On April 22, 2021 10:50:34 PM GMT+02:00, Eli Schwartz <eschwartz@archlinux.org> wrote:
On 4/22/21 3:46 PM, anthraxx@archlinux.org wrote:
From: Levente Polyak <anthraxx@archlinux.org>
If a makepkg consumer uses a build wrapper to override compiler flags this may lead to unreproducible packages as there is no way to know which exact files were used for tooling that tries to reproduce said package.
Instead of vendoring the whole used makepkg.conf file into buildinfo, this patch adds two new properties to the .BUILDINFO file named BUILDTOOL and BUILDTOOLVER which by default are simply makepkg's own values. Downstream consumers may override those values: For example in Arch Linux the devtools package can set those values and allow reproducible builds tooling to fetch the appropriate makepkg.conf.

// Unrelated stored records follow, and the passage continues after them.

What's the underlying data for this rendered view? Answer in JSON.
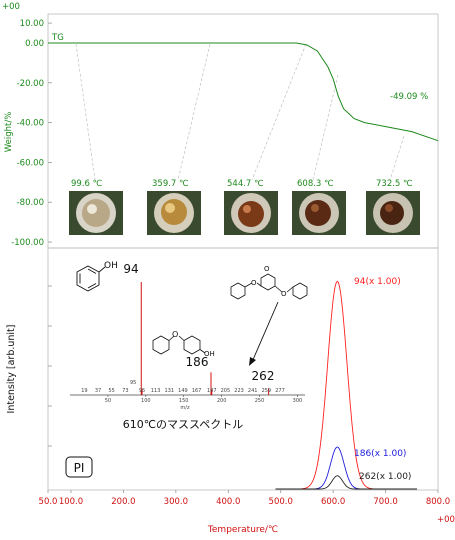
{
  "figure": {
    "corner_top": "+00",
    "corner_bottom": "+00",
    "x_axis_title": "Temperature/℃",
    "x_ticks": [
      "50.0",
      "100.0",
      "200.0",
      "300.0",
      "400.0",
      "500.0",
      "600.0",
      "700.0",
      "800.0"
    ],
    "tg": {
      "y_axis_title": "Weight/%",
      "y_ticks": [
        "10.00",
        "0.00",
        "-20.00",
        "-40.00",
        "-60.00",
        "-80.00",
        "-100.00"
      ],
      "curve_label": "TG",
      "loss_label": "-49.09 %",
      "photo_labels": [
        "99.6 ℃",
        "359.7 ℃",
        "544.7 ℃",
        "608.3 ℃",
        "732.5 ℃"
      ]
    },
    "ms": {
      "y_axis_title": "Intensity [arb.unit]",
      "sample_label": "PI",
      "curve_labels": [
        {
          "text": "94(x 1.00)",
          "color": "#ff2020"
        },
        {
          "text": "186(x 1.00)",
          "color": "#2020dd"
        },
        {
          "text": "262(x 1.00)",
          "color": "#222222"
        }
      ]
    },
    "inset": {
      "caption": "610℃のマススペクトル",
      "fragment_labels": [
        "94",
        "186",
        "262"
      ],
      "axis_label": "m/z",
      "axis_ticks": [
        "50",
        "100",
        "150",
        "200",
        "250",
        "300"
      ],
      "peak_labels": [
        "19",
        "37",
        "55",
        "73",
        "95",
        "113",
        "131",
        "149",
        "167",
        "187",
        "205",
        "223",
        "241",
        "259",
        "277"
      ],
      "peak_small": "95"
    }
  },
  "chart_data": [
    {
      "type": "line",
      "title": "",
      "xlabel": "Temperature/℃",
      "ylabel": "Weight/%",
      "xlim": [
        50,
        800
      ],
      "ylim": [
        -100,
        10
      ],
      "series": [
        {
          "name": "TG",
          "color": "#1c8a1c",
          "x": [
            50,
            100,
            200,
            300,
            400,
            450,
            500,
            530,
            550,
            570,
            590,
            600,
            610,
            620,
            640,
            660,
            700,
            750,
            800
          ],
          "y": [
            0,
            0,
            0,
            0,
            0,
            0,
            0,
            0,
            -1,
            -4,
            -12,
            -18,
            -27,
            -33,
            -38,
            -40,
            -42,
            -44.5,
            -49.09
          ]
        }
      ],
      "annotations": [
        "-49.09 %",
        "99.6 ℃",
        "359.7 ℃",
        "544.7 ℃",
        "608.3 ℃",
        "732.5 ℃"
      ]
    },
    {
      "type": "line",
      "title": "",
      "xlabel": "Temperature/℃",
      "ylabel": "Intensity [arb.unit]",
      "xlim": [
        50,
        800
      ],
      "ylim": [
        0,
        1
      ],
      "grid": false,
      "series": [
        {
          "name": "94(x 1.00)",
          "color": "#ff2020",
          "peak_x": 608,
          "peak_y": 0.94,
          "width": 26
        },
        {
          "name": "186(x 1.00)",
          "color": "#2020dd",
          "peak_x": 608,
          "peak_y": 0.19,
          "width": 18
        },
        {
          "name": "262(x 1.00)",
          "color": "#222222",
          "peak_x": 608,
          "peak_y": 0.06,
          "width": 14
        }
      ]
    },
    {
      "type": "bar",
      "title": "610℃のマススペクトル",
      "xlabel": "m/z",
      "ylabel": "",
      "xlim": [
        0,
        310
      ],
      "ylim": [
        0,
        1
      ],
      "x": [
        94,
        95,
        186,
        187,
        262
      ],
      "values": [
        1.0,
        0.05,
        0.2,
        0.05,
        0.06
      ]
    }
  ]
}
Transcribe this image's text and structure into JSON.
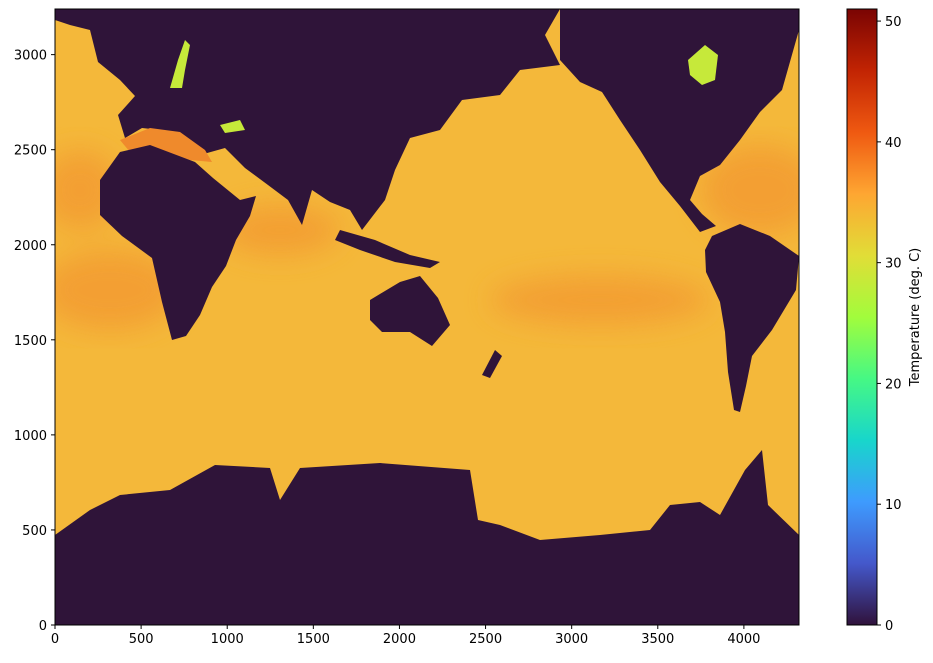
{
  "chart_data": {
    "type": "heatmap",
    "title": "",
    "xlabel": "",
    "ylabel": "",
    "xlim": [
      0,
      4320
    ],
    "ylim": [
      0,
      3240
    ],
    "xticks": [
      0,
      500,
      1000,
      1500,
      2000,
      2500,
      3000,
      3500,
      4000
    ],
    "yticks": [
      0,
      500,
      1000,
      1500,
      2000,
      2500,
      3000
    ],
    "colormap": "turbo",
    "clim": [
      0,
      51
    ],
    "colorbar": {
      "label": "Temperature (deg. C)",
      "ticks": [
        0,
        10,
        20,
        30,
        40,
        50
      ]
    },
    "typical_ocean_value": 34,
    "land_value": 0,
    "colors": {
      "land": "#2f1439",
      "ocean": "#f4b83a",
      "warm_band": "#f39a33",
      "marginal_sea": "#ef8a2c",
      "fresh_sea": "#c6e93a"
    }
  }
}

I still believe we should be adding the specific parts of the makepkg.conf which are relevant -- the *FLAGS variables -- and previously submitted a patch to that effect.

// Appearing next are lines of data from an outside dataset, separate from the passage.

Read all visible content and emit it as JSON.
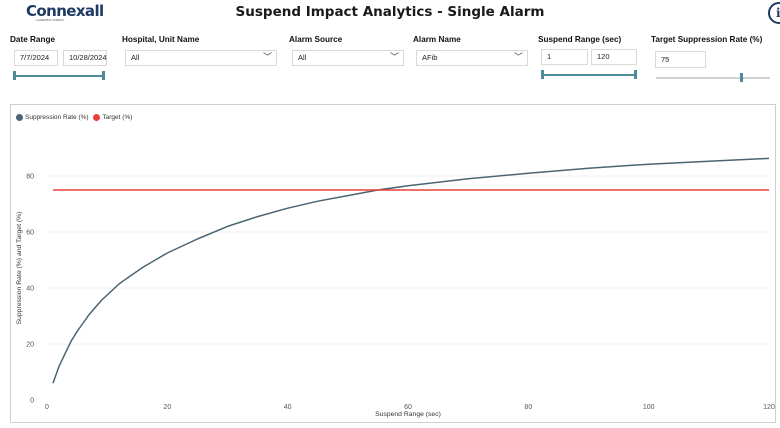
{
  "app": {
    "logo_text": "Connexall",
    "logo_subtext": "A GREATBAY COMPANY",
    "title": "Suspend Impact Analytics - Single Alarm",
    "info_icon": "info-icon",
    "info_glyph": "i"
  },
  "filters": {
    "date_range": {
      "label": "Date Range",
      "start": "7/7/2024",
      "end": "10/28/2024"
    },
    "hospital_unit": {
      "label": "Hospital, Unit Name",
      "value": "All"
    },
    "alarm_source": {
      "label": "Alarm Source",
      "value": "All"
    },
    "alarm_name": {
      "label": "Alarm Name",
      "value": "AFib"
    },
    "suspend_range": {
      "label": "Suspend Range (sec)",
      "min": "1",
      "max": "120"
    },
    "target_suppression": {
      "label": "Target Suppression Rate  (%)",
      "value": "75",
      "slider_level": 0.75
    }
  },
  "colors": {
    "suppression": "#4a6572",
    "target": "#e8403a",
    "accent": "#4e8a99",
    "brand": "#1f3b63"
  },
  "chart_data": {
    "type": "line",
    "xlabel": "Suspend Range (sec)",
    "ylabel": "Suppression Rate (%) and Target (%)",
    "xlim": [
      0,
      120
    ],
    "ylim": [
      0,
      90
    ],
    "x_ticks": [
      0,
      20,
      40,
      60,
      80,
      100,
      120
    ],
    "y_ticks": [
      0,
      20,
      40,
      60,
      80
    ],
    "grid": true,
    "legend_position": "top-left",
    "series": [
      {
        "name": "Suppression Rate (%)",
        "color": "#4a6572",
        "x": [
          1,
          2,
          3,
          4,
          5,
          6,
          7,
          8,
          9,
          10,
          12,
          14,
          16,
          18,
          20,
          25,
          30,
          35,
          40,
          45,
          50,
          55,
          60,
          70,
          80,
          90,
          100,
          110,
          120
        ],
        "y": [
          6,
          12,
          16.5,
          21,
          24.5,
          27.5,
          30.5,
          33,
          35.5,
          37.5,
          41.5,
          44.5,
          47.5,
          50,
          52.5,
          57.5,
          62,
          65.5,
          68.5,
          71,
          73,
          75,
          76.5,
          79,
          81,
          82.8,
          84.2,
          85.3,
          86.3
        ]
      },
      {
        "name": "Target (%)",
        "color": "#e8403a",
        "x": [
          1,
          120
        ],
        "y": [
          75,
          75
        ]
      }
    ]
  }
}
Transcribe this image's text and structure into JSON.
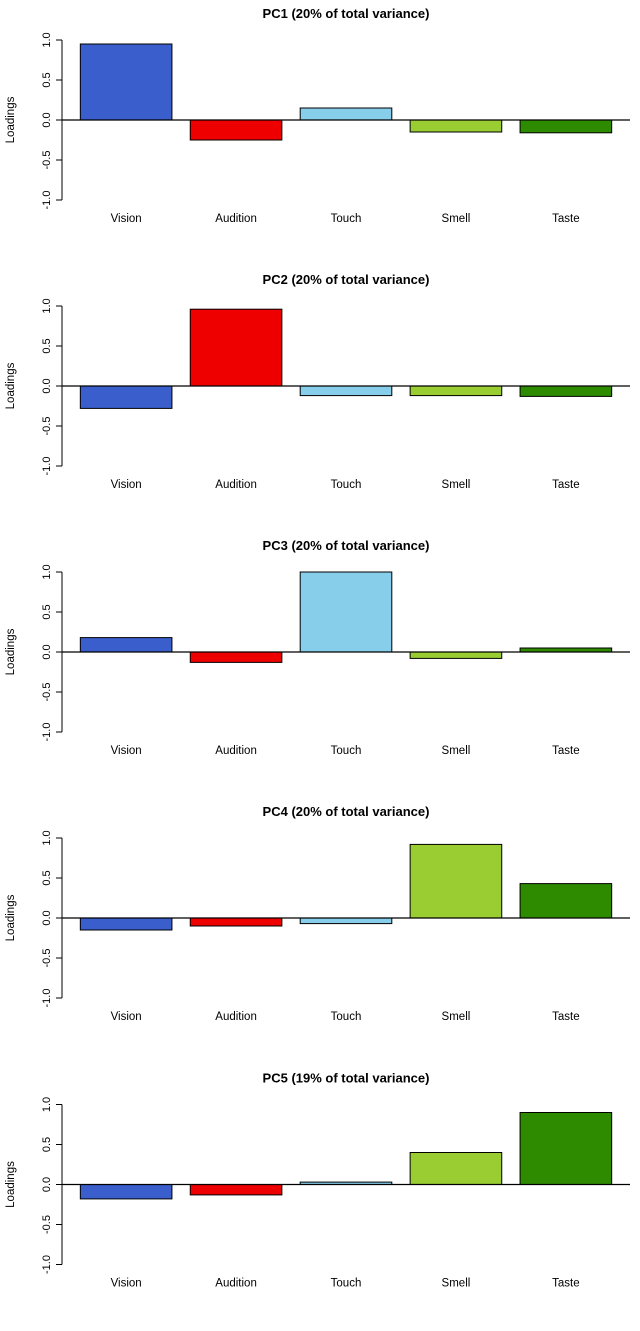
{
  "figure": {
    "description": "Five stacked bar charts of principal component loadings across five senses",
    "background": "#ffffff"
  },
  "chart_data": [
    {
      "id": "pc1",
      "type": "bar",
      "title": "PC1 (20% of total variance)",
      "xlabel": "",
      "ylabel": "Loadings",
      "ylim": [
        -1,
        1
      ],
      "yticks": [
        -1.0,
        -0.5,
        0.0,
        0.5,
        1.0
      ],
      "grid": false,
      "legend": "none",
      "categories": [
        "Vision",
        "Audition",
        "Touch",
        "Smell",
        "Taste"
      ],
      "values": [
        0.95,
        -0.25,
        0.15,
        -0.15,
        -0.16
      ],
      "colors": [
        "#3A5FCD",
        "#EE0000",
        "#87CEEB",
        "#9ACD32",
        "#2E8B00"
      ]
    },
    {
      "id": "pc2",
      "type": "bar",
      "title": "PC2 (20% of total variance)",
      "xlabel": "",
      "ylabel": "Loadings",
      "ylim": [
        -1,
        1
      ],
      "yticks": [
        -1.0,
        -0.5,
        0.0,
        0.5,
        1.0
      ],
      "grid": false,
      "legend": "none",
      "categories": [
        "Vision",
        "Audition",
        "Touch",
        "Smell",
        "Taste"
      ],
      "values": [
        -0.28,
        0.96,
        -0.12,
        -0.12,
        -0.13
      ],
      "colors": [
        "#3A5FCD",
        "#EE0000",
        "#87CEEB",
        "#9ACD32",
        "#2E8B00"
      ]
    },
    {
      "id": "pc3",
      "type": "bar",
      "title": "PC3 (20% of total variance)",
      "xlabel": "",
      "ylabel": "Loadings",
      "ylim": [
        -1,
        1
      ],
      "yticks": [
        -1.0,
        -0.5,
        0.0,
        0.5,
        1.0
      ],
      "grid": false,
      "legend": "none",
      "categories": [
        "Vision",
        "Audition",
        "Touch",
        "Smell",
        "Taste"
      ],
      "values": [
        0.18,
        -0.13,
        1.0,
        -0.08,
        0.05
      ],
      "colors": [
        "#3A5FCD",
        "#EE0000",
        "#87CEEB",
        "#9ACD32",
        "#2E8B00"
      ]
    },
    {
      "id": "pc4",
      "type": "bar",
      "title": "PC4 (20% of total variance)",
      "xlabel": "",
      "ylabel": "Loadings",
      "ylim": [
        -1,
        1
      ],
      "yticks": [
        -1.0,
        -0.5,
        0.0,
        0.5,
        1.0
      ],
      "grid": false,
      "legend": "none",
      "categories": [
        "Vision",
        "Audition",
        "Touch",
        "Smell",
        "Taste"
      ],
      "values": [
        -0.15,
        -0.1,
        -0.07,
        0.92,
        0.43
      ],
      "colors": [
        "#3A5FCD",
        "#EE0000",
        "#87CEEB",
        "#9ACD32",
        "#2E8B00"
      ]
    },
    {
      "id": "pc5",
      "type": "bar",
      "title": "PC5 (19% of total variance)",
      "xlabel": "",
      "ylabel": "Loadings",
      "ylim": [
        -1,
        1
      ],
      "yticks": [
        -1.0,
        -0.5,
        0.0,
        0.5,
        1.0
      ],
      "grid": false,
      "legend": "none",
      "categories": [
        "Vision",
        "Audition",
        "Touch",
        "Smell",
        "Taste"
      ],
      "values": [
        -0.18,
        -0.13,
        0.03,
        0.4,
        0.9
      ],
      "colors": [
        "#3A5FCD",
        "#EE0000",
        "#87CEEB",
        "#9ACD32",
        "#2E8B00"
      ]
    }
  ]
}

If we go the route you're suggesting, then does that mean devtools will install e.g. /usr/share/devtools/oldconfigs/makepkg-{date}.conf or are rebuilder tools supposed to clone devtools and check out the right version?
I personally believe this is a more universal approach with less future maintenance instead of trying to replicate whatever flags get added into every single artifact that gets built. Reproducer tools need to have distro aspects and specific domain knowledge anyway, I believe grabbing a makepkg config file from the source tree based on an identifiable tag is within what's reasonably trivial.
If we're delegating to a buildtool version, should we simplify .BUILDINFO by removing buildenv/options?
I assume this would make sense if we keep this route, In case the approach won't be NACKed I will send a second patch removing the duplicate properties.